Mode of action and bioengineering of RumC sactipeptides to overcome antibiotic resistance of Gram-positive bacteria – RUMisBAC

Since the discovery of penicillin, humans have widely developed and used antibiotics to protect themselves from microbial infections. However, the intensive use or misused of these compounds has led to the emergence of pathogens resistant to all classes of antibiotics. This major public health threat is prompting scientists to search for new molecules, ideally natural ones, with different structures and modes of action to counter resistance phenomena evolutionary developed. A promising alternative is antimicrobial peptides (AMPs). In this context, bacteria are a treasure trove of multiple classes of naturally occurring antimicrobial peptides, more commonly known as bacteriocins. One example is ribosomally synthesized and post-translationally modified peptides (RiPPs). Of peptidic nature, their ribosomal synthesis differentiates them from conventional antibiotics. RiPPs are first synthetized in the form of a biologically inactive precursor peptide that is subjected to post-translational modifications by dedicated enzymes. Numerous studies show that the intestinal bacterial consortium, well-known as intestinal microbiome, plays a crucial role in the health of the host. For example, the barrier effect implemented by commensal bacteria is achieved through the production of bacteriocins.

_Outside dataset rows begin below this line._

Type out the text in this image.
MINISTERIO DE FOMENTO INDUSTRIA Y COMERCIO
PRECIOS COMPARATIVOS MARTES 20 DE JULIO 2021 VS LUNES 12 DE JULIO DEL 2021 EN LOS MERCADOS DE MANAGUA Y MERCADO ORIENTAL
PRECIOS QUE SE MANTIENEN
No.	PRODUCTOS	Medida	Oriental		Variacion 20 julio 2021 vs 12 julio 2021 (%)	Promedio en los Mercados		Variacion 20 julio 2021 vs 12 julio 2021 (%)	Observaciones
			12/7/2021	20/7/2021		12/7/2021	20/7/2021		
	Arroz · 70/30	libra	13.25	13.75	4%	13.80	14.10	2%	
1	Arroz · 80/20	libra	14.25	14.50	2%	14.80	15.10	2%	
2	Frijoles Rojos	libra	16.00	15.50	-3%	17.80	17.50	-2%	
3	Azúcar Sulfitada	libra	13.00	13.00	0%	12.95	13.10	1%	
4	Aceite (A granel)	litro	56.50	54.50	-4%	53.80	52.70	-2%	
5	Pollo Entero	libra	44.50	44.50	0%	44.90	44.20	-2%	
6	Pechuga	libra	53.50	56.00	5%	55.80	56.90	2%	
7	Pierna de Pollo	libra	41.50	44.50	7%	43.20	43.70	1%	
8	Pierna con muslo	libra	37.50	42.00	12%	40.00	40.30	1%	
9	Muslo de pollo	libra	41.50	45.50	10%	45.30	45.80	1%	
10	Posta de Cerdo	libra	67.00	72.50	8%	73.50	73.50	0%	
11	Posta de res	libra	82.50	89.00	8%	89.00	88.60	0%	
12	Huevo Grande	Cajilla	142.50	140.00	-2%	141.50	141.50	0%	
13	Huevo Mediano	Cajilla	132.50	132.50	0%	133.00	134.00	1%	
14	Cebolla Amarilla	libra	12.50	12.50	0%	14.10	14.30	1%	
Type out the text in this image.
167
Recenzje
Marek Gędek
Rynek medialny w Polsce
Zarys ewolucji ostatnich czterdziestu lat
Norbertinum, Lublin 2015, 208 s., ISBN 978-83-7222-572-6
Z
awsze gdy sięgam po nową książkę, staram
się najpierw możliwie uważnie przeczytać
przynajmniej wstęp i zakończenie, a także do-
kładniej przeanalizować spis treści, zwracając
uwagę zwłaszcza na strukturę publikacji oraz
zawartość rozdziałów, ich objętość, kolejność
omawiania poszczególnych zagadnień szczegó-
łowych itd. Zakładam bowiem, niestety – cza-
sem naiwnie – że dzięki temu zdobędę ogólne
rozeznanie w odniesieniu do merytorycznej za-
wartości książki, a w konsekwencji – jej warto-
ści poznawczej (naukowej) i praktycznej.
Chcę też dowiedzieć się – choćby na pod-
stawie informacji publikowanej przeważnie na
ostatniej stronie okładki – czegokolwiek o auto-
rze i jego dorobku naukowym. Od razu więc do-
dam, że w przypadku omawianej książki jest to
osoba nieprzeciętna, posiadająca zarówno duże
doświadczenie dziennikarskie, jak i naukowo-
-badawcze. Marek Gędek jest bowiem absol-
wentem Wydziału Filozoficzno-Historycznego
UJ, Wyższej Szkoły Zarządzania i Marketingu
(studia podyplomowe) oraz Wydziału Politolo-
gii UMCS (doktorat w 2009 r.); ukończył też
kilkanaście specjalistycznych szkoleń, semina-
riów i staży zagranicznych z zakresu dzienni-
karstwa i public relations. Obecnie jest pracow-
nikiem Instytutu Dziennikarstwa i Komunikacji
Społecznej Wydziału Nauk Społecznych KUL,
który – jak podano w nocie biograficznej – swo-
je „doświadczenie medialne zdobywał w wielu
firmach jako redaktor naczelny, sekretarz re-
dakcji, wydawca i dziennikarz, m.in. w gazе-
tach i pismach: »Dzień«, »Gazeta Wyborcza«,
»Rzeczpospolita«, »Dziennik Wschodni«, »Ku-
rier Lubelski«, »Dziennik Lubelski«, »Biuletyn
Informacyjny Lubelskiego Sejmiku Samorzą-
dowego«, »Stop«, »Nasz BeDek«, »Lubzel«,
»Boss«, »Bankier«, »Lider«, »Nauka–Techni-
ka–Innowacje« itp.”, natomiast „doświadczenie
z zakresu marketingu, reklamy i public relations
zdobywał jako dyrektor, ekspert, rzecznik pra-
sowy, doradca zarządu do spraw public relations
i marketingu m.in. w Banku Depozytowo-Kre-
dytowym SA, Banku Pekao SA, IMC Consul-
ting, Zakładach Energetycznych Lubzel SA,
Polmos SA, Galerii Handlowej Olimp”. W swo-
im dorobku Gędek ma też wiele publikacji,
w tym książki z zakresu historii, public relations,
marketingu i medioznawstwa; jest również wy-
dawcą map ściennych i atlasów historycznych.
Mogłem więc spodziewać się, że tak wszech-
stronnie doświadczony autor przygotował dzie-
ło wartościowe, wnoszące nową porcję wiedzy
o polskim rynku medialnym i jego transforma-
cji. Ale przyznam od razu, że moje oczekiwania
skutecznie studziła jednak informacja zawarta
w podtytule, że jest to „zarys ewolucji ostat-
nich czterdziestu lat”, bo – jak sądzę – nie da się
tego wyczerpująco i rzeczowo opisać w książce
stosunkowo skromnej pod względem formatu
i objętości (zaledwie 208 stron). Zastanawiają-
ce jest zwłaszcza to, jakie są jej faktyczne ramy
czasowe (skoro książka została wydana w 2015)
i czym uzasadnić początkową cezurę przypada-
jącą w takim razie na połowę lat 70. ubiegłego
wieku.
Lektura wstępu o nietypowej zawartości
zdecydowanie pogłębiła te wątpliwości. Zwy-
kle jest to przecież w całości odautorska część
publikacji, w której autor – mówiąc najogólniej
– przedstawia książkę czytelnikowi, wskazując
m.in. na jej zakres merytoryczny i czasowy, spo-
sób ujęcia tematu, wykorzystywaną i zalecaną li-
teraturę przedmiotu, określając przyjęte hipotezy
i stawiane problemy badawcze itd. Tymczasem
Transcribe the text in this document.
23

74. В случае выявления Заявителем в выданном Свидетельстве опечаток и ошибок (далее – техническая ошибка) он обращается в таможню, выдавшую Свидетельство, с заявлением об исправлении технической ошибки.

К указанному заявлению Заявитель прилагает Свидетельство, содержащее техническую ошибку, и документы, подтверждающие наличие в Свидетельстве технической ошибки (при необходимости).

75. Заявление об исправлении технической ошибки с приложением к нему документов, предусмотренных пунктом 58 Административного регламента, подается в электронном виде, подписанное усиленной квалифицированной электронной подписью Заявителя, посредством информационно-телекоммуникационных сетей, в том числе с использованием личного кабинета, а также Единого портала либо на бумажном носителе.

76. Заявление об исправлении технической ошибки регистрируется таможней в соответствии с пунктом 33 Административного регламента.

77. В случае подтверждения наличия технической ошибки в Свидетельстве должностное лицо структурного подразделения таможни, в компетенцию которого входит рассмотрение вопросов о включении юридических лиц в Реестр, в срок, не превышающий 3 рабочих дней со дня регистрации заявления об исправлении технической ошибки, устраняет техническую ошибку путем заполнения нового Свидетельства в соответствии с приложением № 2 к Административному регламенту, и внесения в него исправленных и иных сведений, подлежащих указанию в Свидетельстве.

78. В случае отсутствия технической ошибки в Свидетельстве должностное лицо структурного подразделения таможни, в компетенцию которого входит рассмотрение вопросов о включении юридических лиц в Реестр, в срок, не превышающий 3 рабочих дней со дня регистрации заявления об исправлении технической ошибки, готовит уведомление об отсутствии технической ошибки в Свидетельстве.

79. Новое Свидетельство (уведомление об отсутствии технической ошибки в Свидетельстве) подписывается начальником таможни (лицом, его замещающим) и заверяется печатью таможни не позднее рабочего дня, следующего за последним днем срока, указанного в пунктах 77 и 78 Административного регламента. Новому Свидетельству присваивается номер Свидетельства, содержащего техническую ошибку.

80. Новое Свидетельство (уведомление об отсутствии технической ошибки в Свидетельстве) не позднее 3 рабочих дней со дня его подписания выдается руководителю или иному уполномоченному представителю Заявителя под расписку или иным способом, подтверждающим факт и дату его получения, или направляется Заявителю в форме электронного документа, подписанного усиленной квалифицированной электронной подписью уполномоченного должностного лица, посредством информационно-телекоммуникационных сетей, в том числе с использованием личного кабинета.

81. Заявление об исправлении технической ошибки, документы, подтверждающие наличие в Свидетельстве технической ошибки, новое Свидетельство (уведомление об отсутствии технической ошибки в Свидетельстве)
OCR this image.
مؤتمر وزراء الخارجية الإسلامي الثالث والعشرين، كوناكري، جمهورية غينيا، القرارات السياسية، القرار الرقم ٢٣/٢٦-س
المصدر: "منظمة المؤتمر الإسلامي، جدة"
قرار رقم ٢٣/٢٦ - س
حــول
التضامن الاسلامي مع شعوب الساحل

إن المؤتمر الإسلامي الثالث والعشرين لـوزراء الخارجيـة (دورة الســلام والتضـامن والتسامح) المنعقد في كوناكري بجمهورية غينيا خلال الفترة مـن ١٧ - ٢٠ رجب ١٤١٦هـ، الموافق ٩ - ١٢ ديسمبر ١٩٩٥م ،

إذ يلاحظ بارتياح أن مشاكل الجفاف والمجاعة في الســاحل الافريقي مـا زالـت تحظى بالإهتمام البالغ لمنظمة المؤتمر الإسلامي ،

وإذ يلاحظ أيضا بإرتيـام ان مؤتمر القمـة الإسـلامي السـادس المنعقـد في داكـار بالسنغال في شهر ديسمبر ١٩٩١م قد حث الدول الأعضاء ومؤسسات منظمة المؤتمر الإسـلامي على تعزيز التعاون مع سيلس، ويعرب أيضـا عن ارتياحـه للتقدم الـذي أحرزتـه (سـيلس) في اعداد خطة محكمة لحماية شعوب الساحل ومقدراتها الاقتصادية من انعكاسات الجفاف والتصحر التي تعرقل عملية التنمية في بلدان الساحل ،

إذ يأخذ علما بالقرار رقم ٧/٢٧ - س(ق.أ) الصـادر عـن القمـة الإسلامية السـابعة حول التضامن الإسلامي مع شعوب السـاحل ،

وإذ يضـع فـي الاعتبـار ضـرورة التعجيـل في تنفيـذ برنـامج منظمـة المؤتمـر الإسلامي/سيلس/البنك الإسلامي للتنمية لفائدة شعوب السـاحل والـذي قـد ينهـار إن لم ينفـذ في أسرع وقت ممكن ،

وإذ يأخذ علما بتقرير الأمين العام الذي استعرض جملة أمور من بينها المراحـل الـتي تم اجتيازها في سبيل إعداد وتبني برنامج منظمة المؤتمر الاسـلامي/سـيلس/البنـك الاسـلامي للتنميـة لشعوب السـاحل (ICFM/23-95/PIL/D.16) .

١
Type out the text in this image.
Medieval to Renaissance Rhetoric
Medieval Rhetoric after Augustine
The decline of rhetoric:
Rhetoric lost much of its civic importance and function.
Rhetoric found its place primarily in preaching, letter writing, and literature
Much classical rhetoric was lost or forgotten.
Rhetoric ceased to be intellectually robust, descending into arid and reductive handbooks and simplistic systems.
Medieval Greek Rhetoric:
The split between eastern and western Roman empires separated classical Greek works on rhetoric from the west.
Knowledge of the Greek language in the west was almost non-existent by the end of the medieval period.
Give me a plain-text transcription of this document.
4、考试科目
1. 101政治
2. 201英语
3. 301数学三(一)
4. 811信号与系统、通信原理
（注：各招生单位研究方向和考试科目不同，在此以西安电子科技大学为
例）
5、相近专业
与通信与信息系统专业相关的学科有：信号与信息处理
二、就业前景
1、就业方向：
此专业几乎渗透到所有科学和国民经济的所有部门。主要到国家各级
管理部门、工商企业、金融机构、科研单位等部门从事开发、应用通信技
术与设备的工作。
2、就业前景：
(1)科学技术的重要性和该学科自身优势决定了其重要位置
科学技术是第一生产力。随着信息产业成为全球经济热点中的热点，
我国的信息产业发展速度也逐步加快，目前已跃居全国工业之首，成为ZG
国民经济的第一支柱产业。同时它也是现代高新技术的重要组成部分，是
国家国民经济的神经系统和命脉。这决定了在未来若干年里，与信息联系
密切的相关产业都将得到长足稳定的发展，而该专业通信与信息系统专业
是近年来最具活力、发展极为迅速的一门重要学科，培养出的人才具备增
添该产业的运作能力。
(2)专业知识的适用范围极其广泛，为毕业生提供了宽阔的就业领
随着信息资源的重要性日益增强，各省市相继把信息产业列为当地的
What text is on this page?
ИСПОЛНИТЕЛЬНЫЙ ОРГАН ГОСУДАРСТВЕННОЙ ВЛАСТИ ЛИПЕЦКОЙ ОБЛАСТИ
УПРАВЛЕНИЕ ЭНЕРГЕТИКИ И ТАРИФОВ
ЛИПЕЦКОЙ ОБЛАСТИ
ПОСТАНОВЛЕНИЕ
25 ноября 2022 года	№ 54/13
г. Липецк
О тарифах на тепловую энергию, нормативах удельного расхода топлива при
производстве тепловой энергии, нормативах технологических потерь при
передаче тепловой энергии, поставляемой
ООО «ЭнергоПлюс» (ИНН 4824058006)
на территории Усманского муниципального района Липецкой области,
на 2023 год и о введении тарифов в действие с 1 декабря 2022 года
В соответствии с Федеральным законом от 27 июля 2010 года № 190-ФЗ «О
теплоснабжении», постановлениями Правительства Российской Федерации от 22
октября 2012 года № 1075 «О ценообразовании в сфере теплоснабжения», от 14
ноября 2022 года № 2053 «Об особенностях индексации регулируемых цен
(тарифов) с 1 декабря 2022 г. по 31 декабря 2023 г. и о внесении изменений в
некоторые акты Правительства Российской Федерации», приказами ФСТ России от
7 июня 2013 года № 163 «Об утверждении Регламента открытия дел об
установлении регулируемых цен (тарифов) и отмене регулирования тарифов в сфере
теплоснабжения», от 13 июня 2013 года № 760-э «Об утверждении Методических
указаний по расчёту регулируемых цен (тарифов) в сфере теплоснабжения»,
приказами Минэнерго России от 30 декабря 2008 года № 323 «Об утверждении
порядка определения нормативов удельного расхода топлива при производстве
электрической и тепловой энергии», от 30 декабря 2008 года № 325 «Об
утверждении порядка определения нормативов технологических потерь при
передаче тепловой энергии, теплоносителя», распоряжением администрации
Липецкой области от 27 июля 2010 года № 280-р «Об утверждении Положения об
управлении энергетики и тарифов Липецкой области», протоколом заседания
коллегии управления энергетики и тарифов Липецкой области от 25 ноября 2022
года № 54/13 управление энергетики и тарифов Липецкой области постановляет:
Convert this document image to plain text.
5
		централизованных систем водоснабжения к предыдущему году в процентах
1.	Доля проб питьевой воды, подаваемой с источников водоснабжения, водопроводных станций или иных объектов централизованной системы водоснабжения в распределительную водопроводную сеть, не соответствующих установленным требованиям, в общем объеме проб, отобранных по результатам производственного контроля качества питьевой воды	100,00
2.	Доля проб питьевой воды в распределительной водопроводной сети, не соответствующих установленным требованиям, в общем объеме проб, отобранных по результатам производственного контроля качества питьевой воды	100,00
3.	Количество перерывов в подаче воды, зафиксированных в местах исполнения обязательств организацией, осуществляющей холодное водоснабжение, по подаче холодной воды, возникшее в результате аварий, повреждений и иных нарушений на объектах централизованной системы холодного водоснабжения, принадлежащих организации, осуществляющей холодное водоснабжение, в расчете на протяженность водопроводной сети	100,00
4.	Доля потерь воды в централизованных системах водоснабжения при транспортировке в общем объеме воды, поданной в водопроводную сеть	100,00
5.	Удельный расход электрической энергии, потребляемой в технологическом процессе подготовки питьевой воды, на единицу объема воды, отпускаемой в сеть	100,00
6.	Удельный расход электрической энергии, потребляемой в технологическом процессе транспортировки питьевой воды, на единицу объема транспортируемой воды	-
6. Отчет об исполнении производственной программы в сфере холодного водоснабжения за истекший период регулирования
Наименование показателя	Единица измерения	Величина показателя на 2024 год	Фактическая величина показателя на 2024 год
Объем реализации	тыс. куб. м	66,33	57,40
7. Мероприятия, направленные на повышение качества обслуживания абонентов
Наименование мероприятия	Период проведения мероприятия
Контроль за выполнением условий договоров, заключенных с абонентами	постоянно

RUMisBAC targets the bacterial strain Ruminococcus gnavus E1 (R. gnavus E1), a strict anaerobic Gram-positive bacterium present in the digestive tract of healthy adults. This symbiont produces five compounds belonging to the sactipeptide group, the Ruminococcins C1 to C5 (RumC1-5). This class of antimicrobial peptides involves a maturase enzyme, called sactisynthase, in the post-translational modification step, which introduces covalent thioether bonds into the substrate. More precisely, the thioether bonds of sactipeptides exclusively involve the sulfur atom of a cysteine and the??-carbon of a partner residue. The overall objective of the project, based on the very promising results reported for RumC1, is to take RumC bacteriocins one-step further towards their potential therapeutic use. The first goal is to produce and to characterize both structurally and functionally, the four remaining RumC2-5 bacteriocins. Second, to reach a more clinical level, we sought to evaluate the antimicrobial activity of RumC peptides on a wide panel of human clinical pathogens, isolated from patients, showing resistance and multidrug resistance to the major antibiotics currently used in therapy. Taking into account the bactericidal effect of RumC1 and the lack of toxic effects on eukaryotic cells, a major objective is to evaluate the antimicrobial efficacy of RumC peptides in an in vivo context by using animal models of infection. Another key point of the proposal is to elucidate the mode of action of RumC1 at the molecular level and to identify its molecular target. The successful identification of the cellular target combined with docking experiments will allow the design and the chemical synthesis of RumC biomimetic peptides.